[R-sig-ME] simulation of grouped data

Fri Jun 20 21:26:25 CEST 2014

mervat mohamed <mervat_moh2006 at ...> writes:

> 
> Dear R group

> I simulate 100 data sets, each data set consists of 50000
> observations (X, Y) and 100 groups, each group contains 500
> observations (data file=indiv).  Then I use the simulated population
> to draw a sample of 25 observations from 5 groups (s.grp) (5
> observations from each group (p)) (data file=indiv.str).

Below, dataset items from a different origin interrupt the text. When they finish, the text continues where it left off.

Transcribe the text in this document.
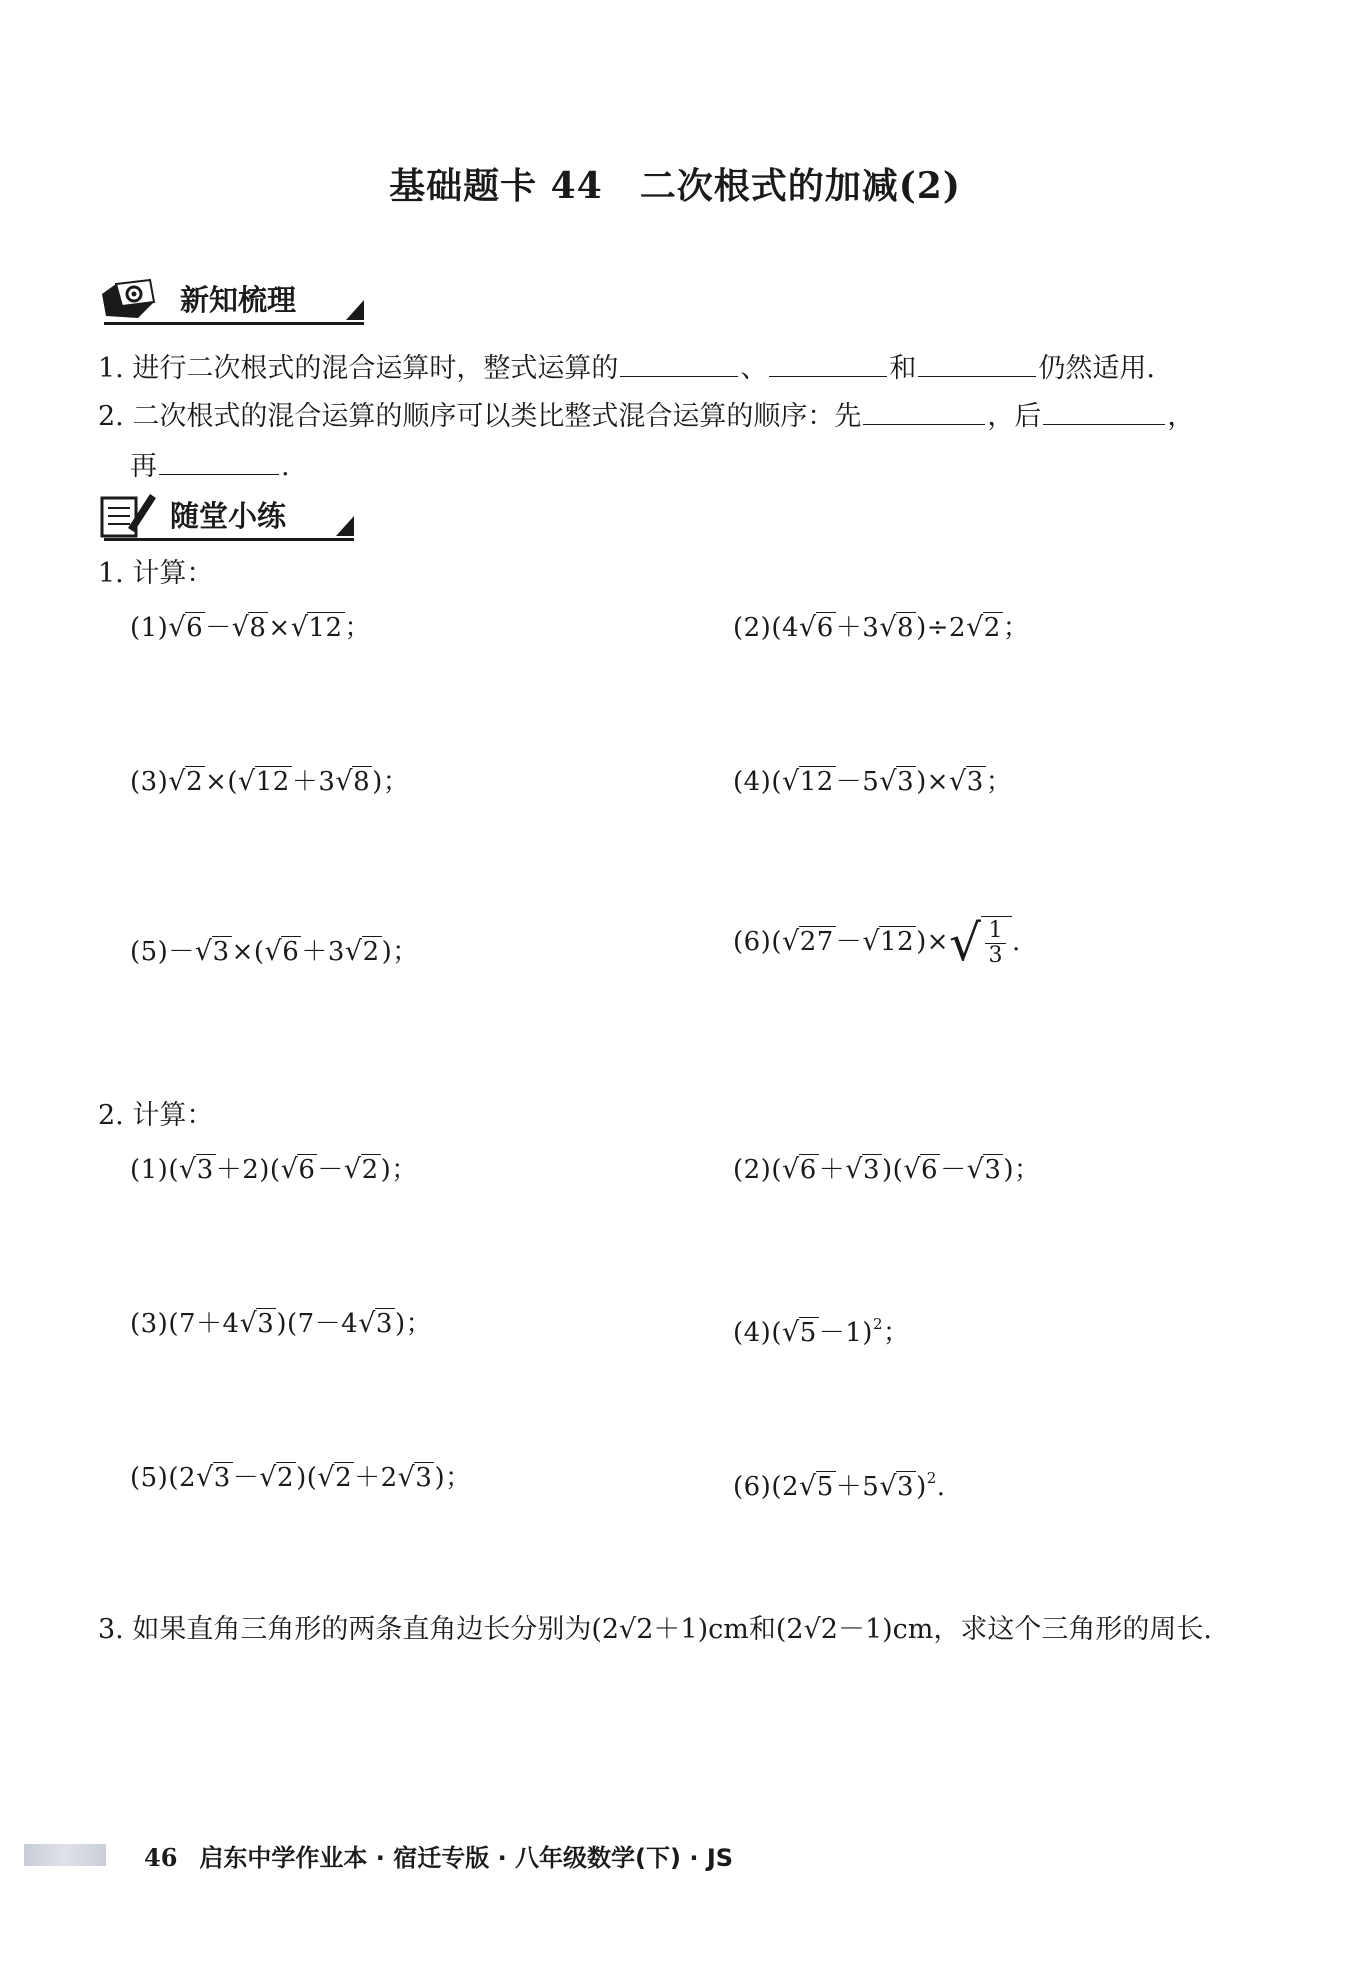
基础题卡 44　二次根式的加减(2)
新知梳理
1. 进行二次根式的混合运算时，整式运算的	、	和	仍然适用.
2. 二次根式的混合运算的顺序可以类比整式混合运算的顺序：先	，后	，
再	.
随堂小练
1. 计算：
(1)√6－√8×√12；	(2)(4√6＋3√8)÷2√2；
(3)√2×(√12＋3√8)；	(4)(√12－5√3)×√3；
(5)－√3×(√6＋3√2)；	(6)(√27－√12)× √ $\frac{1}{3}$ .
2. 计算：
(1)(√3＋2)(√6－√2)；	(2)(√6＋√3)(√6－√3)；
(3)(7＋4√3)(7－4√3)；	$(4)(√5-1)^2$；
(5)(2√3－√2)(√2＋2√3)；	$(6)(2√5+5√3)^2$.
3. 如果直角三角形的两条直角边长分别为(2√2＋1)cm和(2√2－1)cm，求这个三角形的周长.
46 启东中学作业本 · 宿迁专版 · 八年级数学(下) · JS
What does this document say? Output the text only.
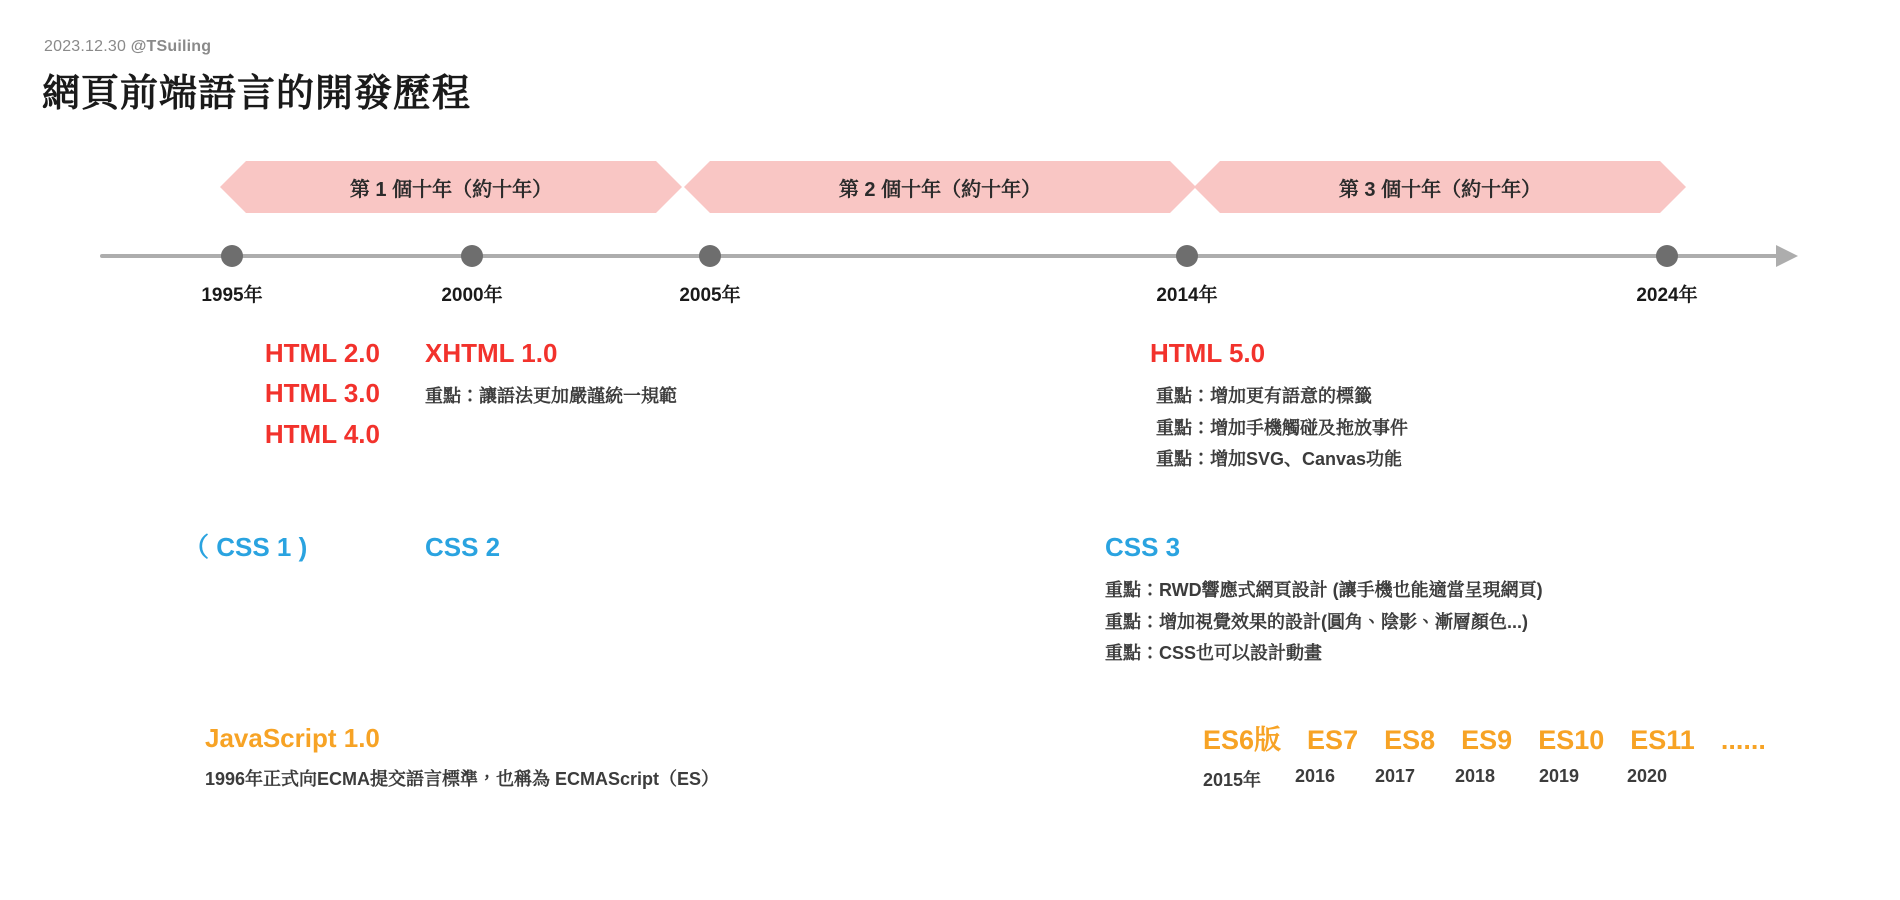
2023.12.30 @TSuiling
網頁前端語言的開發歷程
第 1 個十年（約十年）	第 2 個十年（約十年）	第 3 個十年（約十年）
1995年	2000年	2005年	2014年	2024年
HTML 2.0
HTML 3.0
HTML 4.0
XHTML 1.0
重點：讓語法更加嚴謹統一規範
HTML 5.0
重點：增加更有語意的標籤
重點：增加手機觸碰及拖放事件
重點：增加SVG、Canvas功能
（ CSS 1 )	CSS 2	CSS 3
重點：RWD響應式網頁設計 (讓手機也能適當呈現網頁)
重點：增加視覺效果的設計(圓角、陰影、漸層顏色...)
重點：CSS也可以設計動畫
JavaScript 1.0
1996年正式向ECMA提交語言標準，也稱為 ECMAScript（ES）
ES6版 ES7 ES8 ES9 ES10 ES11 ......
2015年	2016	2017	2018	2019	2020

And ,I am
> doing lmer on the drawing sample with these two variables Y & X and
> group as random effect. I estimate the slope of the model of y on
> x. But, I have a problem which is the difference between the
> estimated slope (beta) and the real value (r.beta=0.2) is sometimes
> large and I do not know the reason.

(It would help substantially if you could format your code more nicely ...)

in any case (see end of this message), if you draw a histogram of
your results you'll see that they're approximately normally distributed
with a mean near the true value (0.2) and a s.d. of about 0.25.
If you saw occasional outliers that might suggest that the fit was
sometimes going wrong, but this result strongly suggests that everything
is exactly as expected (if you look at the estimated standard errors
of your slope parameter they should be around 0.25 as well).  The
difference is sometimes large just through the effects of stochastic
sampling.

You can probably run your simulations considerably more efficiently/
with more compact code (although since most of the computation is
taken by lmer(), it might not matter much).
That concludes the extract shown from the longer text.